Citi maintains $200 target on Arm Holdings amid legal tussle

Published 26/03/2025, 12:50
Citi maintains $200 target on Arm Holdings amid legal tussle

On Wednesday, Citi reiterated its Buy rating and $200.00 price target for Arm Holdings (NASDAQ:ARM) stock. The stock, currently trading at $124.28, shows significant potential despite trading above its InvestingPro Fair Value. Analyst targets range from $73 to $225, reflecting diverse market opinions about ARM’s future trajectory. This affirmation comes despite recent allegations by Qualcomm (NASDAQ:QCOM) of anti-competitive behavior by Arm. Qualcomm has reportedly referred these concerns to various regional regulatory bodies. The dispute follows a Delaware jury trial where Qualcomm won on two counts and the third remained undecided.

Arm Holdings has publicly refuted any claims of anti-competitive conduct. Citi analyst Andrew Gardiner believes that Arm is responding to its customers’ demands effectively. According to Gardiner, the company’s clients are increasingly acquiring more intellectual property (IP) and are willing to pay for its expedited delivery. This strategy appears to be working, as evidenced by ARM’s impressive 25.73% revenue growth and industry-leading 96.37% gross profit margin. The company’s substantial number of licenses and record licensing revenue indicate that it is not restricting its sales practices but rather adapting to the changing market needs. InvestingPro data reveals 12 additional key insights about ARM’s financial health and growth prospects.

The ongoing legal dispute between Qualcomm and Arm Holdings has led to a court-ordered mediation set for May. Gardiner notes that while the outcome of the conflict is still uncertain, there is a possibility for a settlement during the mediation. However, if unresolved, the matter could extend until a retrial later in the year.

Arm Holdings’ performance in the midst of these legal challenges showcases its ability to sustain growth and meet customer requirements. With a robust current ratio of 4.96 and a "GOOD" financial health rating from InvestingPro, the company appears well-positioned to weather current challenges. The company’s strong licensing revenue is a testament to its adaptability and customer-centric approach in the face of industry demands. As the situation develops, stakeholders are watching closely to see whether the mediation in May will lead to a resolution or if the companies will proceed to a retrial.

In other recent news, Arm Holdings reported strong quarterly financial results, exceeding both its own guidance and market expectations. The company achieved $983 million in revenue, surpassing the anticipated $945 million, with an operating margin of 45% and adjusted diluted earnings per share (EPS) of $0.39. Arm’s revenue growth was driven by increased royalties from its v9 technology, which now accounts for 25% of total royalties, and a notable contribution from the Chinese market, representing 25% of total revenues. In strategic developments, Arm is exploring selling its own chips, a move that involves recruiting from its customer base and competing with companies like Qualcomm for data center CPU deals with Meta Platforms (NASDAQ:META).

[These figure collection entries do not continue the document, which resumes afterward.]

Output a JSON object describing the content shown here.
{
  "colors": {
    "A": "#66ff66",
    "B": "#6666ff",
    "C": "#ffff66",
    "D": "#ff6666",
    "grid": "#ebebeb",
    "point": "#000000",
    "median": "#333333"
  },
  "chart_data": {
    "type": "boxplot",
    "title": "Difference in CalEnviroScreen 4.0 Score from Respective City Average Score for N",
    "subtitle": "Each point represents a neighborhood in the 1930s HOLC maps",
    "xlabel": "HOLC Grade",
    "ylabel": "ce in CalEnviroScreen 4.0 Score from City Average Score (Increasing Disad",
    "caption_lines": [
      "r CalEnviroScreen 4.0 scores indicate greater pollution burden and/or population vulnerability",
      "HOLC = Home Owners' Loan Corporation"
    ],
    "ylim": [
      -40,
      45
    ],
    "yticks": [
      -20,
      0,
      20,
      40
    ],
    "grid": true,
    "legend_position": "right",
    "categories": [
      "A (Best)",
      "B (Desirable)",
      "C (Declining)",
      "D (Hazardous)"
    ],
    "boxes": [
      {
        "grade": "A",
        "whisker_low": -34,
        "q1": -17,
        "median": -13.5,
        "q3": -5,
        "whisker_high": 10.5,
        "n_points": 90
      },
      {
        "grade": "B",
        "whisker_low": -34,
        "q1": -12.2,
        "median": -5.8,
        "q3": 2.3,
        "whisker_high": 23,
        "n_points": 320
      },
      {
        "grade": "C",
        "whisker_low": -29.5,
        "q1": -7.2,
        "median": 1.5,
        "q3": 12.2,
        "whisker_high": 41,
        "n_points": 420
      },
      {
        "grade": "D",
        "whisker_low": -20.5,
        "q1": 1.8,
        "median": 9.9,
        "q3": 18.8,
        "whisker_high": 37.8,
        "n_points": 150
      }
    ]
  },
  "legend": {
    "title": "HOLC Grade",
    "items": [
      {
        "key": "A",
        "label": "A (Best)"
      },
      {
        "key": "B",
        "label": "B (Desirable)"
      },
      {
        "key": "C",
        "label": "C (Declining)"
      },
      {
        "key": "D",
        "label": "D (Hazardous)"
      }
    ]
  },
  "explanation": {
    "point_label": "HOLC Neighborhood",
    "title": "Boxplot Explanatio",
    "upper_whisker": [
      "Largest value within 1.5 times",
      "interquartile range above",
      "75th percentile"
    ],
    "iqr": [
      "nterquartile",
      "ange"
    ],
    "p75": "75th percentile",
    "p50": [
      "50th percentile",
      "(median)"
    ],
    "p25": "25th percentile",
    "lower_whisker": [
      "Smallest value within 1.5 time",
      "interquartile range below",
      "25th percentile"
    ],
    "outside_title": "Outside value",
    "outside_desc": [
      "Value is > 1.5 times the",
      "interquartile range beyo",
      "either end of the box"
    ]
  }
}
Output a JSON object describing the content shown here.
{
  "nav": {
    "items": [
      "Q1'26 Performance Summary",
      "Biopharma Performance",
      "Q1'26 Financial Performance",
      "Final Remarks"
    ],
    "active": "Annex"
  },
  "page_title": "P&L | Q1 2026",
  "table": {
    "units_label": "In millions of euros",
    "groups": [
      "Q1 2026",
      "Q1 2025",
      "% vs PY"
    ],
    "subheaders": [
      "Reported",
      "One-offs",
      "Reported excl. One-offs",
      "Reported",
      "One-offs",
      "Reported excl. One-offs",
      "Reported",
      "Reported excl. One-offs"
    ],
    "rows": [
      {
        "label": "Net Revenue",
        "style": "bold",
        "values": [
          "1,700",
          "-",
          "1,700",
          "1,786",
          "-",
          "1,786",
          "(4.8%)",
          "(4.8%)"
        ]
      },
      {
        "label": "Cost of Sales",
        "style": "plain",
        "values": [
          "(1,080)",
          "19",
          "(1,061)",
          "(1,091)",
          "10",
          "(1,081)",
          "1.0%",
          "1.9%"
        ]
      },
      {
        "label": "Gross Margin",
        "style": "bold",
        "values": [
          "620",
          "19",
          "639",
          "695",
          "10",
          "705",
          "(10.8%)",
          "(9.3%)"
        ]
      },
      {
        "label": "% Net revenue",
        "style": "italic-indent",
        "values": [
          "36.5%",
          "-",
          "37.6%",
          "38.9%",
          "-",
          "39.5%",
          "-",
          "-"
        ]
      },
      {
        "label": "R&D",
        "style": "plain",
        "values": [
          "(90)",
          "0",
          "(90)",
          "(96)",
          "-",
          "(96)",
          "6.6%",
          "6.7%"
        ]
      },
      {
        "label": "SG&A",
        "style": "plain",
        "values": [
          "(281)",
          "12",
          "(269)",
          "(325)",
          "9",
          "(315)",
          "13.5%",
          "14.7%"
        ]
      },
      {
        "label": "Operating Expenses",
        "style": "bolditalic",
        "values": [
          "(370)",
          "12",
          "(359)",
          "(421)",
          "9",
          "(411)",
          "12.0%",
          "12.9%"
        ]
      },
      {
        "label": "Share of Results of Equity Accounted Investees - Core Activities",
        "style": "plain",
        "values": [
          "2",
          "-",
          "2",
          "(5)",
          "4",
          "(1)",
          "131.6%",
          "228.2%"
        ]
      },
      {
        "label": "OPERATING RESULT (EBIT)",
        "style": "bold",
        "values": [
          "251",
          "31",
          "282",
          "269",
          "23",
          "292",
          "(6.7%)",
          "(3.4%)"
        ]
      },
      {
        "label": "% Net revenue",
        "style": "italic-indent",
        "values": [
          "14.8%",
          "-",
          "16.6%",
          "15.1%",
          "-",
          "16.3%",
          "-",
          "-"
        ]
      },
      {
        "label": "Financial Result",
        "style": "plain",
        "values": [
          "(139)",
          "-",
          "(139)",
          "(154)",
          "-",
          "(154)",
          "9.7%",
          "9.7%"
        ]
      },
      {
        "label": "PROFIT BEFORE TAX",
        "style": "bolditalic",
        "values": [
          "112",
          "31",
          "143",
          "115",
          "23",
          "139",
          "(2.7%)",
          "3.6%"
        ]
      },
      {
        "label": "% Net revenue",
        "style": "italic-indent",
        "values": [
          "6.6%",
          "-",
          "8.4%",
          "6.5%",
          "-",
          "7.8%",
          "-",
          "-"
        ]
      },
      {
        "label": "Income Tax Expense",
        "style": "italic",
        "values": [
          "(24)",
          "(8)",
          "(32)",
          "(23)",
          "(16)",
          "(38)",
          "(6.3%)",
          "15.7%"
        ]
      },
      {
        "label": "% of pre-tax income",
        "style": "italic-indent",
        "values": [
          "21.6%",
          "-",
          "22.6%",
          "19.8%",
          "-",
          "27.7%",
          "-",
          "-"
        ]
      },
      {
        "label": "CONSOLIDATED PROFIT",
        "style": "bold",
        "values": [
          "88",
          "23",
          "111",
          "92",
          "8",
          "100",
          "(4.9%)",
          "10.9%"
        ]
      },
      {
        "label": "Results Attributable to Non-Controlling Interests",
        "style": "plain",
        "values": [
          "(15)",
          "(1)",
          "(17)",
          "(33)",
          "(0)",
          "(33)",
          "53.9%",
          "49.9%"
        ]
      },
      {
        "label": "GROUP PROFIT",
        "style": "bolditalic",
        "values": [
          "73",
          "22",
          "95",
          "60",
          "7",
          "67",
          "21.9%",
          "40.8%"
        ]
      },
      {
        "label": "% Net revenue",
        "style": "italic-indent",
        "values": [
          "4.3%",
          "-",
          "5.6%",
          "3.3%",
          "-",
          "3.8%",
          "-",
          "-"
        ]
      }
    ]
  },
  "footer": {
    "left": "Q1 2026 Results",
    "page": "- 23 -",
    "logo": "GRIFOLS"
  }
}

Analyst firms have responded to Arm’s performance with mixed ratings. Bernstein reiterated its Underperform rating, citing concerns over valuation despite strong results. Conversely, Loop Capital raised its price target to $195, maintaining a Buy rating, and expressed optimism for Arm’s fiscal year 2026. Guggenheim also raised its target to $180, highlighting Arm’s prospects in AI technology, while Rosenblatt Securities increased its target to $225, reflecting confidence in Arm’s long-term growth and profitability. These developments indicate a varied analyst perspective on Arm’s future, with some firms expressing caution over valuation and others showing confidence in its strategic initiatives and market position.